Briser le tabou autour de la mort, pour être en mesure de la choisir. Il y a quelque années, la femme de Jacques* apprend qu’elle est atteinte d’une maladie incurable. Pendant plusieurs années, le couple va se battre pour se faire entendre sur une question taboue : le suicide assisté et l’euthanasie.

Vous êtes-vous déjà demandé comment vous alliez mourir ? Ou si vous tombiez gravement malade, quelles seraient vos volontés ? Et si ce n’est pas vous, mais un ou une proche ? Pour Jacques et sa femme, parler de la mort n’a jamais été un tabou :
« Nous étions en phase sur ce sujet. Nous nous étions promis de faire le maximum si l’autre se trouvait dans une situation où il devait mourir. Je subis ça comme un échec de ne pas avoir tenu ma parole. »

En 2015, sa femme apprend, qu’en plus de deux maladies dont elle souffre déjà, une troisième s’est ajoutée. Celle-là est incurable et les médecins prédisent une
« descente lente ». Son choix est vite fait. Il n’est pas question de rester dans cet état. « Mon épouse avait choisi le suicide assisté. Elle voulait se rendre à un des trois organismes en Suisse qui le pratique », raconte Jacques.

 

De telles démarches ont un prix, matériel comme physique. Il faut d’abord être certain qu’aucun traitement ne fonctionne, puis se rendre deux fois dans l’établissement avant d’y revenir une dernière fois.

Lorsque l’on est malade, ces déplacements peuvent être très éprouvants, avec des coûts importants. Jacques sort de sa pochette des feuilles regroupant les recherches sur les différents organismes. Le plus cher coûte 10 000 €, sans compter les différents allers-retours.

Les directives anticipées

Dans la poche de son manteau, se trouvent ses papiers. « Carte vitale, groupe sanguin, carte d’adhérent à l’Association pour le Droit de Mourir dans la Dignité (ADMD) et une version miniature de ma fiche de directives anticipées », énonce-t-il. Jacques ne s’en sépare jamais ; les avoir toujours sur lui est devenu un réflexe. Sa fiche indique, au cas où sa vie serait lourdement menacée, que Jacques souhaiterait un sédation profonde ou une aide active à la mort si cela devient légal.

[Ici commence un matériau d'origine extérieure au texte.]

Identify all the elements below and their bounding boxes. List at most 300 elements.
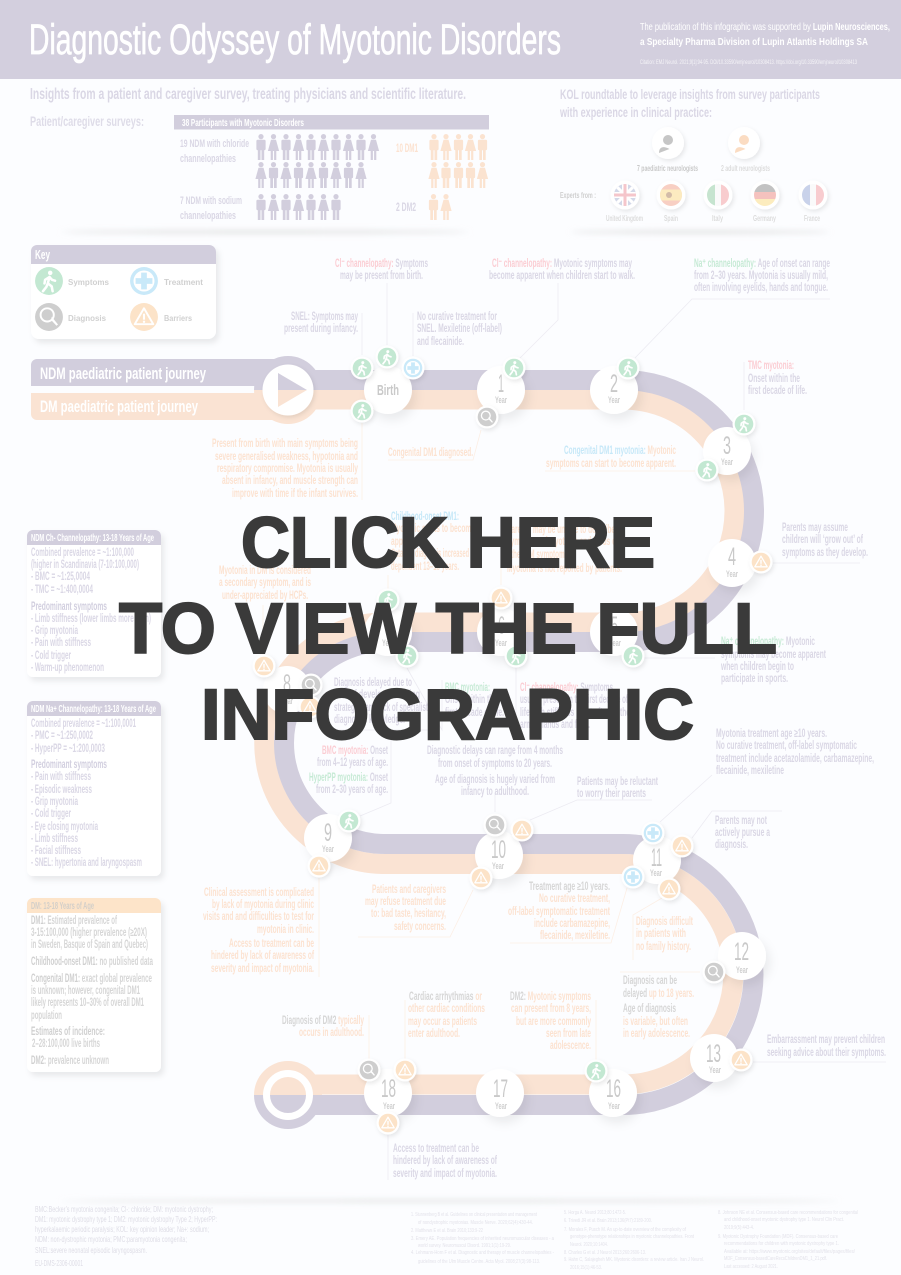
key: diagnosis bbox=[35, 303, 106, 331]
milestone: year 1 bbox=[477, 366, 525, 414]
milestone: year 2: 2 bbox=[610, 370, 618, 398]
panel: key bbox=[31, 245, 216, 339]
note: Na channelopathy sports: symptoms may become apparent bbox=[721, 649, 826, 661]
NDM sodium label: 7 NDM with sodium bbox=[180, 195, 242, 207]
key: symptoms: Symptoms bbox=[68, 277, 109, 287]
symptoms list: Predominant symptoms bbox=[31, 601, 107, 613]
note: diagnosis delayed up to 18 years: Diagnosis can be bbox=[623, 975, 677, 987]
symptoms list: - Grip myotonia bbox=[31, 796, 78, 808]
footer: references column 3: recommendations for children with myotonic dystrophy type 1. bbox=[724, 1241, 839, 1247]
footer: abbreviations: SNEL:severe neonatal episodic laryngospasm. bbox=[35, 1245, 147, 1255]
journey track: peach DM and purple NDM ribbons bbox=[264, 380, 754, 1105]
note: DM2 myotonic symptoms: seen from late bbox=[546, 1028, 591, 1040]
note: childhood-onset DM1: dependent 13–18 years. bbox=[391, 561, 459, 573]
note: Cl channelopathy from birth: may be present from birth. bbox=[340, 270, 423, 282]
footer: references column 2 bbox=[564, 1210, 704, 1271]
note: diagnostic delays: Age of diagnosis is hugely varied from bbox=[435, 774, 555, 786]
note: present from birth: Present from birth with main symptoms being bbox=[212, 438, 358, 450]
note: Cl channelopathy from birth: Cl⁻ channelopathy: Symptoms bbox=[335, 258, 428, 270]
note: Cl channelopathy walking: Cl⁻ channelopathy: Myotonic symptoms may bbox=[492, 258, 632, 270]
note: childhood-onset DM1 bbox=[391, 511, 475, 573]
milestone: year 16: 16 bbox=[606, 1075, 621, 1103]
participants bar bbox=[174, 115, 489, 130]
milestone: year 8: 8 bbox=[283, 670, 291, 698]
DM facts: Estimates of incidence: bbox=[31, 1026, 105, 1038]
note: myotonia secondary symptom bbox=[219, 565, 311, 602]
note: diagnosis delayed bbox=[334, 677, 428, 726]
symptoms list: - Facial stiffness bbox=[31, 845, 81, 857]
DM2 pictogram bbox=[429, 194, 452, 220]
flag: Italy bbox=[704, 180, 732, 210]
prevalence list bbox=[31, 547, 139, 596]
note: parents unable to describe bbox=[507, 524, 622, 575]
note: diagnosis delayed: strategies and lack of specialist bbox=[334, 702, 428, 714]
note: clinical assessment: visits and and difficulties to test for bbox=[203, 911, 314, 923]
milestone: year 16 bbox=[589, 1069, 637, 1117]
prevalence list: Combined prevalence = ~1:100,000 bbox=[31, 547, 134, 559]
milestone: year 7: Year bbox=[382, 638, 394, 649]
note: Na channelopathy sports bbox=[720, 636, 826, 685]
NDM chloride pictogram bbox=[255, 134, 379, 188]
footer: references column 1: 1. Stunnenberg B et al. Guidelines on clinical presentation and management bbox=[411, 1212, 537, 1218]
DM2 label: 2 DM2 bbox=[396, 202, 416, 214]
DM journey bar bbox=[31, 393, 288, 420]
note: diagnostic delays: from onset of symptoms to 20 years. bbox=[438, 758, 552, 770]
DM1 label: 10 DM1 bbox=[396, 143, 418, 155]
footer: references column 3: Last accessed: 2 August 2021. bbox=[724, 1264, 778, 1270]
note: TMC myotonia onset: TMC myotonia: bbox=[748, 360, 794, 372]
key heading: Key bbox=[35, 247, 50, 262]
survey heading: Insights from a patient and caregiver survey, treating physicians and scientific literature. bbox=[30, 86, 466, 103]
milestone: year 18 bbox=[364, 1069, 412, 1117]
note: diagnostic delays: Diagnostic delays can range from 4 months bbox=[427, 745, 563, 757]
NDM chloride label: 19 NDM with chloride bbox=[180, 138, 249, 150]
NDM sodium label: channelopathies bbox=[180, 210, 236, 222]
note: refusing treatment: Patients and caregivers bbox=[372, 884, 446, 896]
milestone: birth bbox=[364, 366, 412, 414]
panel: KOL roundtable bbox=[559, 86, 828, 223]
note: diagnosis delayed up to 18 years: Age of diagnosis bbox=[623, 1003, 676, 1015]
symptoms list: Predominant symptoms bbox=[31, 759, 107, 771]
milestone: year 8 bbox=[263, 666, 311, 714]
note: Cl channelopathy from birth bbox=[335, 258, 428, 282]
icon: adult neurologists bbox=[728, 127, 760, 159]
note: BMC and HyperPP onset: BMC myotonia: Onset bbox=[322, 745, 388, 757]
note: parents unable to describe: Myotonia is not reported by patients. bbox=[507, 563, 622, 575]
note: DM treatment age: include carbamazepine, bbox=[534, 918, 610, 930]
milestone: year 3: Year bbox=[721, 457, 733, 468]
call to action overlay: INFOGRAPHIC bbox=[201, 676, 694, 755]
milestone: year 3: 3 bbox=[723, 432, 731, 460]
footer: abbreviations: NDM: non-dystrophic myotonia; PMC:paramyotonia congenita; bbox=[35, 1234, 187, 1244]
note: DM treatment age: No curative treatment, bbox=[539, 893, 610, 905]
symptoms list: - Eye closing myotonia bbox=[31, 821, 98, 833]
milestone: year 1: Year bbox=[495, 395, 507, 406]
note: myotonia treatment age: Myotonia treatment age ≥10 years. bbox=[716, 728, 827, 740]
panel heading: NDM Na+ Channelopathy: 13-18 Years of Age bbox=[31, 703, 156, 715]
footer: references column 2: 8. Charles G et al. J Neurol 2013;260:2606-13. bbox=[564, 1250, 646, 1256]
note: diagnostic delays bbox=[427, 745, 563, 798]
note: Na channelopathy onset: Na⁺ channelopathy: Age of onset can range bbox=[694, 258, 830, 270]
note: DM treatment age: flecainide, mexiletine. bbox=[540, 930, 610, 942]
footer: abbreviations: BMC:Becker’s myotonia congenita; Cl-: chloride; DM: myotonic dystrophy; bbox=[35, 1204, 213, 1214]
symptoms list: - Episodic weakness bbox=[31, 784, 92, 796]
note: parents unable to describe: other DM symptoms. bbox=[507, 549, 570, 561]
key: diagnosis: Diagnosis bbox=[68, 313, 106, 323]
note: BMC and HyperPP onset bbox=[309, 745, 388, 796]
milestone: year 9: 9 bbox=[324, 819, 332, 847]
symptoms list: - Cold trigger bbox=[31, 808, 71, 820]
note: DM2 myotonic symptoms: but are more commonly bbox=[516, 1016, 591, 1028]
milestone: year 2: Year bbox=[608, 395, 620, 406]
milestone: year 17: Year bbox=[495, 1101, 507, 1112]
note: diagnosis delayed up to 18 years: is variable, but often bbox=[623, 1016, 688, 1028]
note: clinical assessment: hindered by lack of awareness of bbox=[211, 950, 314, 962]
note: myotonia treatment age bbox=[716, 728, 874, 777]
note: diagnosis difficult: Diagnosis difficult bbox=[636, 916, 693, 928]
note: BMC myotonia within first decade: BMC myotonia: bbox=[445, 682, 490, 694]
note: SNEL symptoms: present during infancy. bbox=[284, 323, 358, 335]
KOL heading: with experience in clinical practice: bbox=[559, 104, 712, 120]
milestone: year 10: Year bbox=[492, 861, 504, 872]
footer: references column 3 bbox=[718, 1210, 858, 1270]
neurologist labels: 2 adult neurologists bbox=[721, 164, 770, 173]
note: childhood-onset DM1: apparent. bbox=[391, 536, 421, 548]
prevalence list: Combined prevalence = ~1:100,0001 bbox=[31, 718, 136, 730]
DM facts: Congenital DM1: exact global prevalence bbox=[31, 973, 152, 985]
note: SNEL symptoms: SNEL: Symptoms may bbox=[291, 311, 358, 323]
DM facts: population bbox=[31, 1010, 62, 1022]
note: Cl channelopathy decade: arms, hands and face. bbox=[520, 719, 590, 731]
note: DM treatment age bbox=[508, 881, 610, 942]
country labels: Spain bbox=[664, 214, 678, 223]
note: diagnosis delayed: diagnostic knowledge. bbox=[334, 714, 405, 726]
country labels: Italy bbox=[712, 214, 723, 223]
note: BMC myotonia within first decade bbox=[445, 682, 504, 719]
journey end marker bbox=[254, 1061, 322, 1129]
milestone: year 17: 17 bbox=[493, 1075, 508, 1103]
note: access to treatment: Access to treatment can be bbox=[393, 1143, 479, 1155]
header banner bbox=[0, 0, 901, 79]
panel heading: DM: 13-18 Years of Age bbox=[31, 900, 94, 912]
experts from label: Experts from : bbox=[560, 191, 596, 200]
NDM chloride label: channelopathies bbox=[180, 153, 236, 165]
note: Cl channelopathy decade: life with stiffness most often in the bbox=[520, 707, 630, 719]
note: TMC myotonia onset: Onset within the bbox=[748, 373, 800, 385]
key: barriers bbox=[130, 303, 192, 331]
note: diagnosis difficult: in patients with bbox=[636, 928, 686, 940]
note: clinical assessment: myotonia in clinic. bbox=[257, 924, 314, 936]
milestone: year 7: 7 bbox=[384, 612, 392, 640]
note: Na channelopathy onset bbox=[694, 258, 830, 294]
NDM chloride label bbox=[180, 138, 249, 165]
note: embarrassment bbox=[767, 1034, 886, 1059]
note: DM treatment age: Treatment age ≥10 years. bbox=[529, 881, 610, 893]
note: DM treatment age: off-label symptomatic treatment bbox=[508, 906, 610, 918]
NDM journey bar bbox=[31, 359, 288, 386]
milestone: year 13: 13 bbox=[706, 1040, 721, 1068]
note: diagnosis of DM2: Diagnosis of DM2 typically bbox=[282, 1015, 364, 1027]
note: parents may not pursue bbox=[715, 815, 770, 851]
footer: references column 1: world survey. Neuromuscul Disord. 1991;1(1):19-29. bbox=[417, 1243, 511, 1249]
panel heading: NDM Ch- Channelopathy: 13-18 Years of Age bbox=[31, 532, 154, 544]
milestone: birth: Birth bbox=[377, 382, 399, 399]
footer: references column 3: 9. Myotonic Dystrophy Foundation (MDF). Consensus-based care bbox=[718, 1234, 838, 1240]
country labels bbox=[606, 214, 820, 223]
footer: references column 3: Available at: https://www.myotonic.org/sites/default/files/pages/files/ bbox=[724, 1249, 855, 1255]
prevalence list: - TMC = ~1:400,0004 bbox=[31, 584, 93, 596]
note: Cl channelopathy walking bbox=[489, 258, 635, 282]
note: present from birth: severe generalised weakness, hypotonia and bbox=[215, 451, 358, 463]
note: clinical assessment bbox=[203, 887, 314, 975]
DM facts: is unknown; however, congenital DM1 bbox=[31, 985, 140, 997]
key: barriers: Barriers bbox=[164, 313, 192, 323]
note: diagnosis delayed up to 18 years: delayed up to 18 years. bbox=[623, 988, 694, 1000]
NDM journey bar: NDM paediatric patient journey bbox=[40, 364, 206, 383]
milestone: year 17 bbox=[476, 1069, 524, 1117]
call to action overlay: CLICK HERE bbox=[241, 504, 655, 583]
footer: references column 1: 3. Emery AE. Population frequencies of inherited neuromuscular diseases - a bbox=[411, 1236, 555, 1242]
note: congenital DM1 myotonia bbox=[546, 445, 676, 470]
note: diagnosis difficult: no family history. bbox=[636, 941, 691, 953]
flag: Germany bbox=[750, 180, 780, 210]
NDM sodium pictogram bbox=[256, 194, 341, 220]
milestone: year 6: 6 bbox=[498, 612, 505, 640]
note: diagnosis difficult bbox=[636, 916, 693, 953]
note: parents unable to describe: symptoms of myotonia and focus on bbox=[507, 536, 620, 548]
DM facts: DM1: Estimated prevalence of bbox=[31, 915, 117, 927]
country labels: Germany bbox=[753, 214, 776, 223]
DM facts bbox=[31, 915, 153, 1067]
DM facts: Childhood-onset DM1: no published data bbox=[31, 956, 153, 968]
milestone: year 11: 11 bbox=[651, 844, 662, 872]
footer: references column 2: 7. Morales F, Pusch M. An up-to-date overview of the complexity of bbox=[564, 1227, 686, 1233]
milestone: year 10 bbox=[475, 831, 523, 879]
leader lines bbox=[263, 283, 886, 1180]
milestone: year 18: Year bbox=[383, 1101, 395, 1112]
footer: abbreviations: DM1: myotonic dystrophy type 1; DM2: myotonic dystrophy Type 2; HyperPP: bbox=[35, 1214, 217, 1224]
note: Na channelopathy sports: participate in sports. bbox=[721, 673, 788, 685]
footer: references column 2: 5. Horga A. Neurol 2013;80:1472-5. bbox=[564, 1210, 626, 1216]
annotations: years 9 to 11 bbox=[203, 728, 874, 975]
milestone: year 13 bbox=[690, 1034, 738, 1082]
call to action overlay: TO VIEW THE FULL bbox=[119, 590, 777, 669]
flag: United Kingdom bbox=[610, 180, 640, 210]
sponsor statement bbox=[640, 21, 890, 48]
note: myotonia secondary symptom: a secondary symptom, and is bbox=[219, 577, 311, 589]
footer: references column 2: 9. Hahn C, Salajegheh MK. Myotonic disorders: a review article. Iran J Neurol. bbox=[564, 1257, 704, 1263]
panel: NDM sodium channelopathy bbox=[27, 701, 161, 876]
note: TMC myotonia onset: first decade of life. bbox=[748, 385, 807, 397]
note: reluctant to worry parents bbox=[577, 776, 658, 800]
note: diagnosis delayed up to 18 years bbox=[623, 975, 694, 1040]
note: congenital DM1 myotonia: symptoms can start to become apparent. bbox=[546, 458, 676, 470]
NDM sodium label bbox=[180, 195, 242, 222]
note: access to treatment bbox=[393, 1143, 497, 1180]
participants bar: 38 Participants with Myotonic Disorders bbox=[182, 118, 304, 129]
milestone: year 9: Year bbox=[322, 844, 334, 855]
note: DM2 myotonic symptoms bbox=[510, 991, 591, 1052]
footer: references column 2: genotype-phenotype relationships in myotonic channelopathies. Front bbox=[570, 1234, 694, 1240]
note: parents unable to describe: Parents may be unable to describe bbox=[507, 524, 615, 536]
note: BMC and HyperPP onset: from 4–12 years of age. bbox=[317, 757, 388, 769]
milestone: year 12: Year bbox=[736, 965, 748, 976]
panel: NDM chloride channelopathy bbox=[27, 530, 161, 677]
note: cardiac arrhythmias bbox=[408, 991, 485, 1040]
milestone: year 12 bbox=[718, 932, 766, 980]
DM facts: in Sweden, Basque of Spain and Quebec) bbox=[31, 939, 148, 951]
note: cardiac arrhythmias: enter adulthood. bbox=[408, 1028, 460, 1040]
note: SNEL treatment: SNEL. Mexiletine (off-label) bbox=[417, 323, 502, 335]
symptoms list: - Pain with stiffness bbox=[31, 771, 91, 783]
DM facts: 2–28:100,000 live births bbox=[32, 1038, 100, 1050]
symptoms list: - Grip myotonia bbox=[31, 625, 78, 637]
symptoms list: - SNEL: hypertonia and laryngospasm bbox=[31, 857, 142, 869]
note: grow out of symptoms: Parents may assume bbox=[782, 522, 848, 534]
prevalence list: (higher in Scandinavia (7-10:100,000) bbox=[31, 559, 139, 571]
note: DM2 myotonic symptoms: can present from 8 years, bbox=[511, 1003, 591, 1015]
milestone: year 7 bbox=[364, 608, 412, 656]
note: myotonia secondary symptom: under-appreciated by HCPs. bbox=[222, 590, 308, 602]
milestone: year 4: 4 bbox=[728, 543, 736, 571]
note: diagnostic delays: infancy to adulthood. bbox=[461, 786, 529, 798]
note: diagnosis delayed: Diagnosis delayed due to bbox=[334, 677, 412, 689]
milestone: year 6: Year bbox=[495, 638, 507, 649]
call to action overlay bbox=[119, 504, 777, 755]
note: BMC myotonia within first decade: first decade of life. bbox=[445, 707, 504, 719]
note: present from birth bbox=[212, 438, 358, 500]
milestone: year 5: Year bbox=[609, 638, 621, 649]
note: Cl channelopathy decade bbox=[520, 682, 630, 731]
note: congenital DM1 diagnosed: Congenital DM1 diagnosed. bbox=[388, 447, 473, 459]
note: myotonia secondary symptom: Myotonia in DM is considered bbox=[219, 565, 311, 577]
note: cardiac arrhythmias: Cardiac arrhythmias or bbox=[409, 991, 482, 1003]
panel: DM bbox=[27, 898, 161, 1072]
milestone: year 8: Year bbox=[281, 696, 293, 707]
symptoms list: - Pain with stiffness bbox=[31, 637, 91, 649]
note: SNEL treatment bbox=[417, 311, 502, 348]
footer: references column 3: 2019;9(5):443-4. bbox=[724, 1225, 754, 1231]
small category icons along the journey bbox=[252, 346, 772, 1134]
symptoms list: - Cold trigger bbox=[31, 650, 71, 662]
note: grow out of symptoms bbox=[782, 522, 868, 559]
DM facts: likely represents 10–30% of overall DM1 bbox=[31, 997, 144, 1009]
symptoms list: - Limb stiffness bbox=[31, 833, 78, 845]
footer: references column 2: 6. Trivedi JR et al. Brain 2013;136(Pt7):2189-200. bbox=[564, 1218, 652, 1224]
surveys subheading: Patient/caregiver surveys: bbox=[30, 113, 144, 129]
milestone: year 10: 10 bbox=[491, 836, 506, 864]
DM facts: DM2: prevalence unknown bbox=[31, 1055, 109, 1067]
note: myotonia treatment age: flecainide, mexiletine bbox=[716, 765, 784, 777]
note: SNEL treatment: No curative treatment for bbox=[417, 311, 497, 323]
note: clinical assessment: by lack of myotonia during clinic bbox=[212, 899, 314, 911]
milestone: year 13: Year bbox=[709, 1065, 721, 1076]
note: congenital DM1 myotonia: Congenital DM1 myotonia: Myotonic bbox=[564, 445, 676, 457]
note: childhood-onset DM1: Myotonic starts to become bbox=[391, 523, 475, 535]
note: clinical assessment: Access to treatment can be bbox=[229, 938, 314, 950]
DM journey bar: DM paediatric patient journey bbox=[40, 397, 198, 416]
key: treatment bbox=[130, 267, 203, 295]
note: Cl channelopathy decade: usually present in the first decade of bbox=[520, 694, 628, 706]
footer: references column 3: and childhood-onset myotonic dystrophy type 1. Neurol Clin Pract. bbox=[724, 1217, 844, 1223]
note: Cl channelopathy decade: Cl⁻ channelopathy: Symptoms bbox=[520, 682, 613, 694]
annotations: years 12 to 18 bbox=[282, 975, 886, 1180]
note: BMC and HyperPP onset: HyperPP myotonia: Onset bbox=[309, 772, 388, 784]
milestone: year 5: 5 bbox=[611, 612, 618, 640]
note: BMC and HyperPP onset: from 2–30 years of age. bbox=[316, 784, 388, 796]
footer: references column 3: MDF_Consensus-basedCareRecsChildrenDM1_1_21.pdf. bbox=[724, 1256, 827, 1262]
footer: references column 1 bbox=[411, 1212, 555, 1265]
note: parents may not pursue: diagnosis. bbox=[715, 839, 748, 851]
icon: paediatric neurologists bbox=[652, 127, 684, 159]
note: access to treatment: severity and impact of myotonia. bbox=[393, 1168, 497, 1180]
milestone: year 11: Year bbox=[650, 868, 662, 879]
note: diagnosis of DM2 bbox=[282, 1015, 364, 1039]
note: parents may not pursue: Parents may not bbox=[715, 815, 767, 827]
neurologist labels: 7 paediatric neurologists bbox=[637, 164, 698, 173]
footer: references column 1: guidelines of the Ulm Muscle Centre. Acta Myol. 2008;27(3):98-113. bbox=[418, 1259, 540, 1265]
note: cardiac arrhythmias: may occur as patients bbox=[408, 1016, 477, 1028]
milestone: year 12: 12 bbox=[734, 938, 749, 966]
note: clinical assessment: severity and impact of myotonia. bbox=[211, 963, 314, 975]
note: childhood-onset DM1: Childhood-onset DM1: bbox=[391, 511, 459, 523]
country labels: United Kingdom bbox=[606, 214, 643, 223]
note: Na channelopathy sports: when children begin to bbox=[720, 661, 794, 673]
prevalence list: - HyperPP = ~1:200,0003 bbox=[31, 743, 105, 755]
note: DM2 myotonic symptoms: adolescence. bbox=[550, 1040, 591, 1052]
key: treatment: Treatment bbox=[164, 277, 203, 287]
symptoms list: - Limb stiffness (lower limbs more than) bbox=[31, 613, 151, 625]
note: DM2 myotonic symptoms: DM2: Myotonic symptoms bbox=[510, 991, 591, 1003]
prevalence list: - PMC = ~1:250,0002 bbox=[31, 730, 93, 742]
annotations: years 5 to 8 bbox=[219, 511, 826, 731]
milestone: year 4: Year bbox=[726, 569, 738, 580]
milestone: year 3 bbox=[703, 427, 751, 475]
note: refusing treatment: safety concerns. bbox=[394, 921, 446, 933]
note: Cl channelopathy walking: become apparent when children start to walk. bbox=[489, 270, 635, 282]
flag: France bbox=[798, 180, 828, 210]
note: diagnosis delayed: lack of developed testing bbox=[334, 689, 420, 701]
year milestone circles bbox=[263, 366, 766, 1117]
note: present from birth: respiratory compromise. Myotonia is usually bbox=[217, 463, 358, 475]
prevalence list bbox=[31, 718, 136, 755]
milestone: year 16: Year bbox=[608, 1101, 620, 1112]
note: reluctant to worry parents: to worry their parents bbox=[577, 788, 646, 800]
key: symptoms bbox=[35, 267, 109, 295]
milestone: year 11 bbox=[633, 836, 681, 884]
note: present from birth: absent in infancy, and muscle strength can bbox=[222, 475, 358, 487]
footer: abbreviations: hyperkalaemic periodic paralysis; KOL: key opinion leader; Na+: sodium; bbox=[35, 1224, 209, 1234]
milestone: year 9 bbox=[304, 814, 352, 862]
journey start: labels and play button bbox=[31, 356, 322, 424]
KOL heading bbox=[559, 86, 820, 120]
title: Diagnostic Odyssey of Myotonic Disorders bbox=[29, 16, 561, 64]
icon: play triangle bbox=[278, 373, 307, 407]
DM1 pictogram bbox=[428, 134, 488, 188]
note: reluctant to worry parents: Patients may be reluctant bbox=[577, 776, 658, 788]
note: refusing treatment: to: bad taste, hesitancy, bbox=[371, 908, 446, 920]
note: access to treatment: hindered by lack of awareness of bbox=[393, 1155, 497, 1167]
prevalence list: - BMC = ~1:25,0004 bbox=[31, 571, 90, 583]
symptoms list: - Warm-up phenomenon bbox=[31, 662, 104, 674]
milestone: year 1: 1 bbox=[498, 370, 504, 398]
note: present from birth: improve with time if the infant survives. bbox=[232, 488, 358, 500]
note: TMC myotonia onset bbox=[748, 360, 807, 397]
symptoms list bbox=[31, 601, 151, 674]
footer: abbreviations: EU-DMS-2306-00001 bbox=[35, 1258, 83, 1268]
footer: references column 1: 4. Lehmann-Horn F et al. Diagnostic and therapy of muscle channelopathies - bbox=[411, 1250, 554, 1256]
note: SNEL symptoms bbox=[284, 311, 358, 335]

Jacques et les papiers dont il ne se sépare jamais.

Pour Jacques, cette fiche à une forte valeur, il aimerait qu’elle soit reconnue. C’est pour quoi il intègre l’ADMD en 2015. « Aujourd’hui, cette fiche n’a pas de réelle valeur, c’est ça le problème. Elle ne fait pas partie des fichiers nationaux reconnus », admet-il.

Cette fiche a pris un sens encore plus important après un rendez-vous à l’hôpital de Lannion qui l’a fortement marqué.
« Lorsque nous étions à l’hôpital, un médecin expliquait à ma femme le processus de sédation. Elle serait d’abord légère, puis profonde. Avant cela, on lui donnerait divers médicaments, se souvient Jacques. Ça a pris un quart d’heure avant qu’elle arrive à dire qu’elle ne voulait pas. C’était très pénible. Forcer la personne comme ça, c’est inhumain. »

Un travail de sensibilisation

Alors que la maladie est supposée être un lent processus, début 2018, tout s’accélère. Avant, sa décision de mourir n’était pas évoquée en famille. « C’était pas vraiment un sujet à aborder en réunion de famille, on gardait ça pour nous deux. On a commencé à en parler un an avant son décès », précise-t-il. Le plus compliqué pour eux est de faire face à certaines remarques telles que « tant qu’il y a de la vie, il y a de l’espoir ». Mais quand ces personnes rencontrent son épouse, elles finissent par comprendre qu’on puisse vouloir prendre cette décision.

Plus qu’un changement de mentalité, c’est un véritable changement législatif qui est nécessaire. Pour cette raison, l’omerta au niveau du corps médical persiste : « Juste après qu’elle ait envisagé d’aller en Suisse, ça s’est empiré. Elle ne pouvait même plus aller à Brest pour les soins. On a essayé de trouver de l’aide auprès de médecins. L’un était d’accord mais a pris trop de temps. Elle est décédée avant. » Cette aide devait prendre la forme d’un médicament pour abréger ses souffrances.